Ibnu Masud bertanya kepada Abu Musa :Lalu apa yang engkau katakan kepada mereka ?. Aku tidak berkomentar apa-apa menunggu pendapat dan perintah darimu ,jawab Abu Musa .tidakkah engkau perintahkan mereka untuk menghitung dosa-dosa dan engkau jamin bahwa perbuatan baik mereka tak akan sirna sedikitpun. “kata Ibnu Masud”. Maka berangkatlah beliau (Ibnu masud) dan kami pun mengikutinya hingga beliau sampai kepada salah satu halaqah tersebut,lalu beliau memberhentikan mereka seraya berkata Hitunglah dosa-dosa kalian maka aku menjamin bahwa amalan baik kalian tidak akan sia-sia. Celakalah kalian wahai umat Muhammmad, alangkah cepatnya kalian menuju kebinasaan ,padahal para sahabat Nabi kalian masih banyak,dan bejana-bejana mereka belum pecah. Demi jiwaku yang berada ditangan-Nya ! kalian berada diatas agama yang lebih baik dari dien Nabi Muhammad atau kalian pembuka pintu kesesatan ?. Mereka menjawab :Demi Allah hai Abu Abdurrahman ! kami tidak menghendaki kecuali kebaikan. Maka beliau mengatakan berapa banyak orang yang menghendaki kebaikan tetapi ia tidak mendapatkan (karena ia mengamalkan suatu amalan yang tidak dituntunkan oleh Allah dan Rasul-Nya ).
 (HR Ad Darimi dalam sunannya,kitab al muqadimah ,hadist:204 ).

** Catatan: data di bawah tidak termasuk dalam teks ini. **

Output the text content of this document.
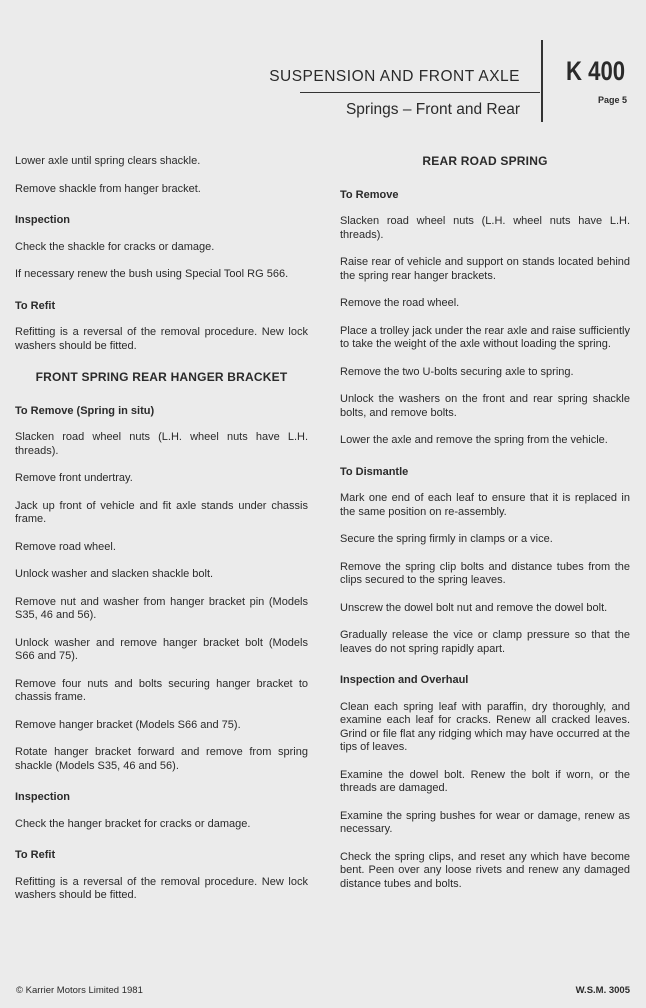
SUSPENSION AND FRONT AXLE
Springs – Front and Rear
K 400
Page 5
Lower axle until spring clears shackle.
Remove shackle from hanger bracket.
Inspection
Check the shackle for cracks or damage.
If necessary renew the bush using Special Tool RG 566.
To Refit
Refitting is a reversal of the removal procedure. New lock washers should be fitted.
FRONT SPRING REAR HANGER BRACKET
To Remove (Spring in situ)
Slacken road wheel nuts (L.H. wheel nuts have L.H. threads).
Remove front undertray.
Jack up front of vehicle and fit axle stands under chassis frame.
Remove road wheel.
Unlock washer and slacken shackle bolt.
Remove nut and washer from hanger bracket pin (Models S35, 46 and 56).
Unlock washer and remove hanger bracket bolt (Models S66 and 75).
Remove four nuts and bolts securing hanger bracket to chassis frame.
Remove hanger bracket (Models S66 and 75).
Rotate hanger bracket forward and remove from spring shackle (Models S35, 46 and 56).
Inspection
Check the hanger bracket for cracks or damage.
To Refit
Refitting is a reversal of the removal procedure. New lock washers should be fitted.
REAR ROAD SPRING
To Remove
Slacken road wheel nuts (L.H. wheel nuts have L.H. threads).
Raise rear of vehicle and support on stands located behind the spring rear hanger brackets.
Remove the road wheel.
Place a trolley jack under the rear axle and raise sufficiently to take the weight of the axle without loading the spring.
Remove the two U-bolts securing axle to spring.
Unlock the washers on the front and rear spring shackle bolts, and remove bolts.
Lower the axle and remove the spring from the vehicle.
To Dismantle
Mark one end of each leaf to ensure that it is replaced in the same position on re-assembly.
Secure the spring firmly in clamps or a vice.
Remove the spring clip bolts and distance tubes from the clips secured to the spring leaves.
Unscrew the dowel bolt nut and remove the dowel bolt.
Gradually release the vice or clamp pressure so that the leaves do not spring rapidly apart.
Inspection and Overhaul
Clean each spring leaf with paraffin, dry thoroughly, and examine each leaf for cracks. Renew all cracked leaves. Grind or file flat any ridging which may have occurred at the tips of leaves.
Examine the dowel bolt. Renew the bolt if worn, or the threads are damaged.
Examine the spring bushes for wear or damage, renew as necessary.
Check the spring clips, and reset any which have become bent. Peen over any loose rivets and renew any damaged distance tubes and bolts.
© Karrier Motors Limited 1981	W.S.M. 3005
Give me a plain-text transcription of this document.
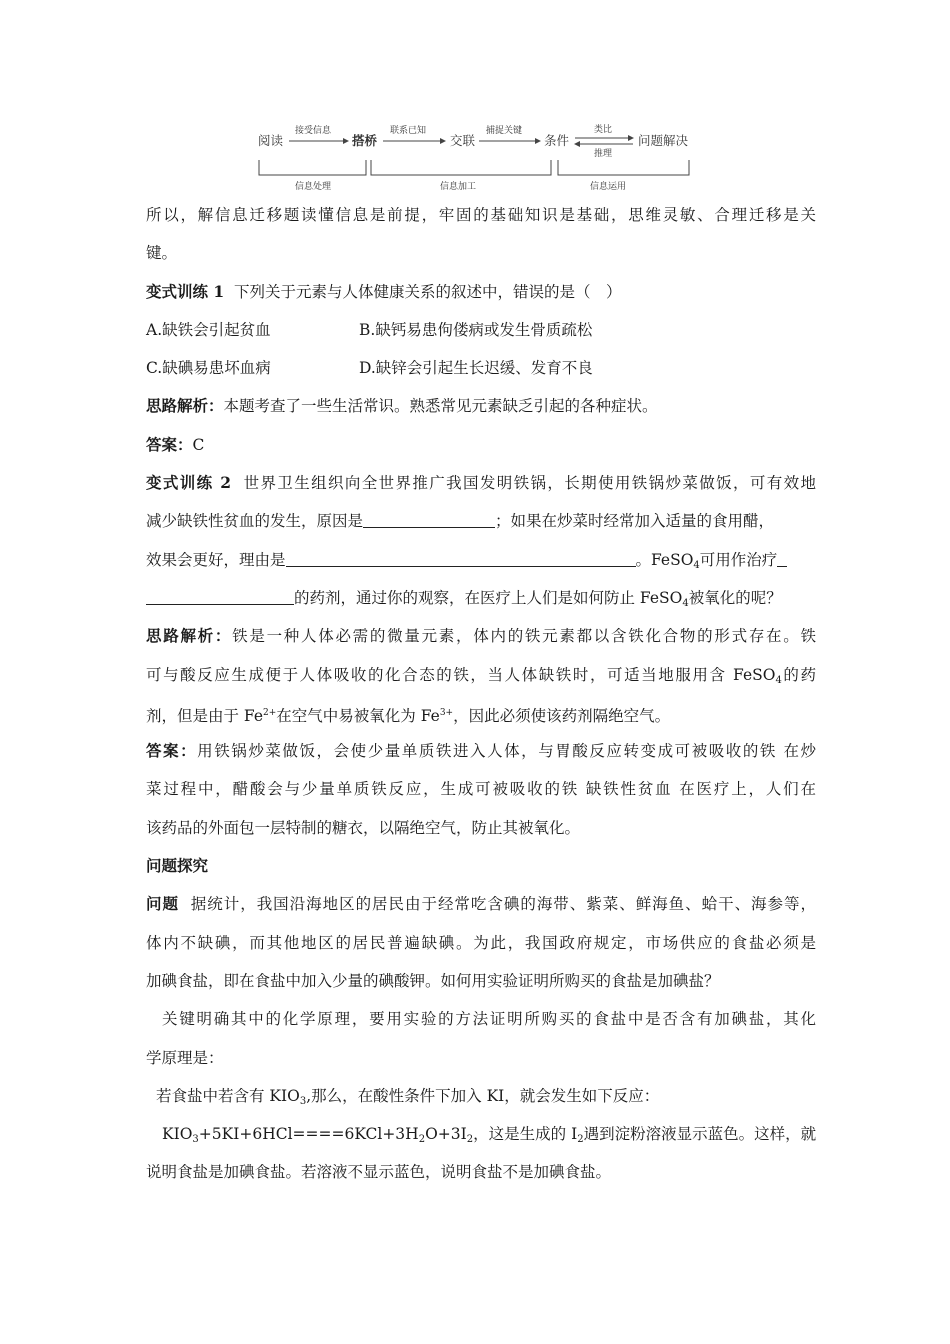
阅读	搭桥	交联	条件	问题解决
接受信息	联系已知	捕捉关键	类比
推理
信息处理	信息加工	信息运用
所以，解信息迁移题读懂信息是前提，牢固的基础知识是基础，思维灵敏、合理迁移是关
键。
变式训练 1 下列关于元素与人体健康关系的叙述中，错误的是（　）
A.缺铁会引起贫血	B.缺钙易患佝偻病或发生骨质疏松
C.缺碘易患坏血病	D.缺锌会引起生长迟缓、发育不良
思路解析：本题考查了一些生活常识。熟悉常见元素缺乏引起的各种症状。
答案：C
变式训练 2 世界卫生组织向全世界推广我国发明铁锅，长期使用铁锅炒菜做饭，可有效地
减少缺铁性贫血的发生，原因是	；如果在炒菜时经常加入适量的食用醋，
效果会更好，理由是	。FeSO$_4$可用作治疗
的药剂，通过你的观察，在医疗上人们是如何防止 FeSO$_4$被氧化的呢？
思路解析：铁是一种人体必需的微量元素，体内的铁元素都以含铁化合物的形式存在。铁
可与酸反应生成便于人体吸收的化合态的铁，当人体缺铁时，可适当地服用含 FeSO$_4$的药
剂，但是由于 $Fe^{2+}$在空气中易被氧化为 $Fe^{3+}$，因此必须使该药剂隔绝空气。
答案：用铁锅炒菜做饭，会使少量单质铁进入人体，与胃酸反应转变成可被吸收的铁 在炒
菜过程中，醋酸会与少量单质铁反应，生成可被吸收的铁 缺铁性贫血 在医疗上，人们在
该药品的外面包一层特制的糖衣，以隔绝空气，防止其被氧化。
问题探究
问题 据统计，我国沿海地区的居民由于经常吃含碘的海带、紫菜、鲜海鱼、蛤干、海参等，
体内不缺碘，而其他地区的居民普遍缺碘。为此，我国政府规定，市场供应的食盐必须是
加碘食盐，即在食盐中加入少量的碘酸钾。如何用实验证明所购买的食盐是加碘盐？
关键明确其中的化学原理，要用实验的方法证明所购买的食盐中是否含有加碘盐，其化
学原理是：
若食盐中若含有 $KIO_3$,那么，在酸性条件下加入 KI，就会发生如下反应：
$KIO_3+5KI+6HCl====6KCl+3H_2O+3I_2$，这是生成的 $I_2$遇到淀粉溶液显示蓝色。这样，就
说明食盐是加碘食盐。若溶液不显示蓝色，说明食盐不是加碘食盐。
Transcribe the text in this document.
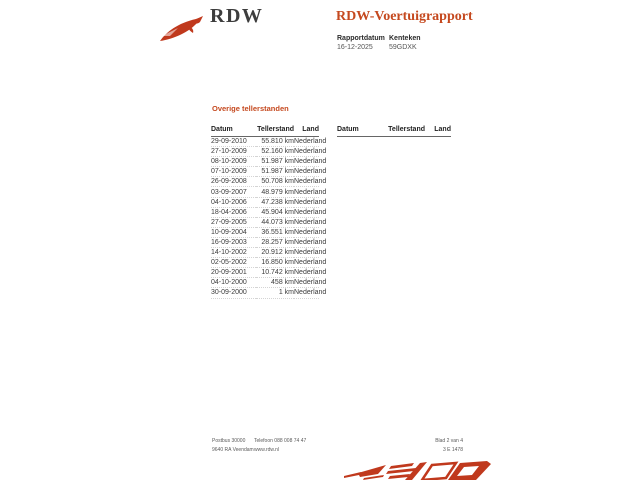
RDW	RDW-Voertuigrapport
Rapportdatum
16-12-2025
Kenteken
59GDXK
Overige tellerstanden
Datum	Tellerstand	Land
29-09-2010	55.810 km	Nederland
27-10-2009	52.160 km	Nederland
08-10-2009	51.987 km	Nederland
07-10-2009	51.987 km	Nederland
26-09-2008	50.708 km	Nederland
03-09-2007	48.979 km	Nederland
04-10-2006	47.238 km	Nederland
18-04-2006	45.904 km	Nederland
27-09-2005	44.073 km	Nederland
10-09-2004	36.551 km	Nederland
16-09-2003	28.257 km	Nederland
14-10-2002	20.912 km	Nederland
02-05-2002	16.850 km	Nederland
20-09-2001	10.742 km	Nederland
04-10-2000	458 km	Nederland
30-09-2000	1 km	Nederland
Datum	Tellerstand	Land
Postbus 30000
9640 RA Veendam
Telefoon 088 008 74 47
www.rdw.nl
Blad 2 van 4
3 E 1478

              Mahmud Salma  berkata :,Bukan termasuk perbuatan sunnah apabila seseorang duduk setelah shalat untuk membaca dzikir -dzikir ataupun doa doa yang matsur ( yang bersumber dari hadist shahih ) maupun yang tidak matsur dengan suara yang keras .Apalagi kalau bacaan semacam ini dikerjakan secara kolektif  (bersama sama ),seperti yang telah terjadi dibeberapa daerah, namun sayangnya tradisi yang berlaku ini malah dianggap tidak benar jika tidak dikerjakan,bahkan orang yang tidak mengerjakannya malah dianggap sebagai orang yang melanggar syiar Dien (agama), padahal tradisi semacam ini harusnya ditinggalkan,karena tidak diajarkan oleh Rasullah Shollallohu ‘Alaihi Wasallam.       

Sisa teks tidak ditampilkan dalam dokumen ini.